Glenn Greenwald catches a National Review writer making a familiar claim, that the US is the greatest country in world history, and therefore should be judged differently from Bad Nations. Greenwald discusses how much this belief helps to justify wars, drone bombs or at least excuse them—we can’t possibly have committed war crimes! We’re America!
Writer Charles Cooke responds, arguing that we are indeed objectively better than, say, North Korea. And that given this superiority (which he also grants to Western Europe) it is best that we dominate the world rather than North Korea.
This would be more convincing if more people who attest to our greatness were horrified by, say Abu Ghraib and Gitmo. If we’re great because of our actions rather than innately (Cooke: “It behaves differently.”), then bad actions lessen our greatness. Yet instead we get the “Abu Ghraib was just a frat party, no big” response (in fairness, I’ve no idea whether Cooke took that position).
And frankly, our history of running the world hasn’t been so hot. Yes, I’m glad the Soviet Union didn’t take more nations under its thumb than it did. But past Washington officials used the argument we were better than Them (and that it was absolutely imperative to stop Them) to justify overthrowing democratic governments in Guatemala (replacing them with genocidal tyrants), Chile (giving Chileans the brutal, murderous Pinochet regime) and Iran; backing death squads in El Salvador; supporting dictators in the Philippines; and paying millions to France not to give up its colonial regime in Vietnam, because we “knew” it was better for the Vietnamese to have European white people ruling them than control their own country. And even if it’s not better, it’s their country. We don’t get to vote just because we believe we have the answers.
And in the past decade we’ve seen Iraq invaded and reduced to shambles, drone strikes in Yemen, Pakistan and other nations, Americans and foreigners locked up for life without trial … Like Cooke, I don’t want to see North Korea dictate to the world, but I don’t want us to do it either. In the end, we’ll rationalize what’s good for us is good for the world. As witness Cooke cites Iran as one of those countries we’re morally better than, but what about Saudi Arabia? Just as repressive as Iran, if not more so, yet nobody in Washington worries about its sizable influence. Unless you define good as “ally of the US” that doesn’t make sense.

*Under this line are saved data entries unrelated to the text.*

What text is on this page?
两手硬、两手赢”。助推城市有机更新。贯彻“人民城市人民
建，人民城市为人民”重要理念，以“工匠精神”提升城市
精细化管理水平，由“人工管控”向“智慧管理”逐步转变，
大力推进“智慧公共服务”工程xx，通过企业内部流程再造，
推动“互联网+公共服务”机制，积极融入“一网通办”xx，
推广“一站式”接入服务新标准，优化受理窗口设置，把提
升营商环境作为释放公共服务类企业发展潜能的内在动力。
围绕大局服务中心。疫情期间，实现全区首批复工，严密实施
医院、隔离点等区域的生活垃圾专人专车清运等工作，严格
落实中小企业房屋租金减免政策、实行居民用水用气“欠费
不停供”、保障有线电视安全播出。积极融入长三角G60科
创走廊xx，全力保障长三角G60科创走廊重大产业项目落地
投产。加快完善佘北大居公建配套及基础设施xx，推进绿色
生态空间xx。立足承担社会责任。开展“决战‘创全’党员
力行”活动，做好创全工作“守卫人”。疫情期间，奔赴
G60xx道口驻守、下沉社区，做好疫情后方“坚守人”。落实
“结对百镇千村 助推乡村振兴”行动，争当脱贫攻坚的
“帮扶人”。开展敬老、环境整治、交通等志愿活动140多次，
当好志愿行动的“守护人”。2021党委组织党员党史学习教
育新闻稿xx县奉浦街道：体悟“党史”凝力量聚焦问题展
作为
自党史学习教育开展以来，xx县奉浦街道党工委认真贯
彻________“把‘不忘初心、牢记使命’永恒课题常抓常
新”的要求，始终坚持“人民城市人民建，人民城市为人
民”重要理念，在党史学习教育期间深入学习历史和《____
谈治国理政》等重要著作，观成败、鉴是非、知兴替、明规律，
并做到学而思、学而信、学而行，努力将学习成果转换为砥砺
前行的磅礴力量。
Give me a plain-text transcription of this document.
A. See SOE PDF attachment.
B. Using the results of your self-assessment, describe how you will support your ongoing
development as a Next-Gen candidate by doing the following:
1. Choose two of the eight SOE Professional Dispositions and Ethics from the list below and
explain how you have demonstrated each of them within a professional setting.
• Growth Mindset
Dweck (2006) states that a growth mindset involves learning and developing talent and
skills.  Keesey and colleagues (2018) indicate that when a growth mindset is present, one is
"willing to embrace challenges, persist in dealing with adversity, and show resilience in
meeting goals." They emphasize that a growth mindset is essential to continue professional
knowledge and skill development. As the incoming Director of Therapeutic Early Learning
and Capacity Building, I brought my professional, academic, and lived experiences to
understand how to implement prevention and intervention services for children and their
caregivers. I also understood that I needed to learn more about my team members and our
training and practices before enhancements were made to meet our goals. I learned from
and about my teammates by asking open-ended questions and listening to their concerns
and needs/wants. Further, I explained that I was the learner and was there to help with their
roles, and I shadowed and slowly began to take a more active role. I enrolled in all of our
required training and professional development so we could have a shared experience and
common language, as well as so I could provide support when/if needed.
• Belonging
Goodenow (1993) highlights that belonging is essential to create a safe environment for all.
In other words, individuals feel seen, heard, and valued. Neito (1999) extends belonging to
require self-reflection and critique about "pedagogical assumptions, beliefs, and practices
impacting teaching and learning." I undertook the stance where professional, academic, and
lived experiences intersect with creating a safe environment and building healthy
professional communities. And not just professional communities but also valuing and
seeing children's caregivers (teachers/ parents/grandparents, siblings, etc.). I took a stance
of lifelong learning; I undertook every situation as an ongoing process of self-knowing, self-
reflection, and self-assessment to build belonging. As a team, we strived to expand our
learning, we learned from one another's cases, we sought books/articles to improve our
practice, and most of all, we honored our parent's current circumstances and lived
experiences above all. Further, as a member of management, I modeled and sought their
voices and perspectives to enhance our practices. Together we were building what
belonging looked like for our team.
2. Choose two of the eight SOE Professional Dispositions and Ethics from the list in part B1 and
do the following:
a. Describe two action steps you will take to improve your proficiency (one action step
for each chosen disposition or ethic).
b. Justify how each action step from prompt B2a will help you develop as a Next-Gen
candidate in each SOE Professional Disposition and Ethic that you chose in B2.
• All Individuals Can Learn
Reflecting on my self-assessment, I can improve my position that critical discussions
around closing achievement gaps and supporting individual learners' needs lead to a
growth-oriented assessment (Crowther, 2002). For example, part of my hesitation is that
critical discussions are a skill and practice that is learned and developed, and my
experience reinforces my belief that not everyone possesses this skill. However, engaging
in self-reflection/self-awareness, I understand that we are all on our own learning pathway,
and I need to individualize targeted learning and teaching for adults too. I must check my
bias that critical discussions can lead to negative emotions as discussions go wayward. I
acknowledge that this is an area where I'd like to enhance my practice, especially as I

As I said in a past column, “Cloaking our actions in the greater good makes it easier to ignore how fundamentally selfish our policies often are. It’s legitimate to act in our own interests. It’s never legitimate to advance our interests by screwing over the people of some other nation.”
You can also check out a past post of mine on American exceptionalism.
In a related topic, Slacktivist catches one advocate for intervening in Syria accusing an anti-interventionist of being pro-regime, the same argument thrown around so much before Iraq: Are you denying Saddam is evil? If he’s so evil, why don’t you want us to intervene?
Slacktivist suggests it’s like theodicy in religion—the question of why bad things happen to good people. The US is good, therefore we mustn’t tolerate evil, and we’re powerful so we must be able to destroy it. Therefore there’s no reason not to do it, unless you side with evil.
As David Rieff points out in A Bed for the Night, humanitarian intervention is often a contradiction in terms (I doubt tens of thousands of dead Iraqis felt liberated by our invasion. Or as the blogger Hilzoy once put it “Violence is not a way of getting where you want to go, only more quickly. Its existence changes your destination. If you use it, you had better be prepared to find yourself in the kind of place it takes you to.” And we usually aren’t (just look at Iraq).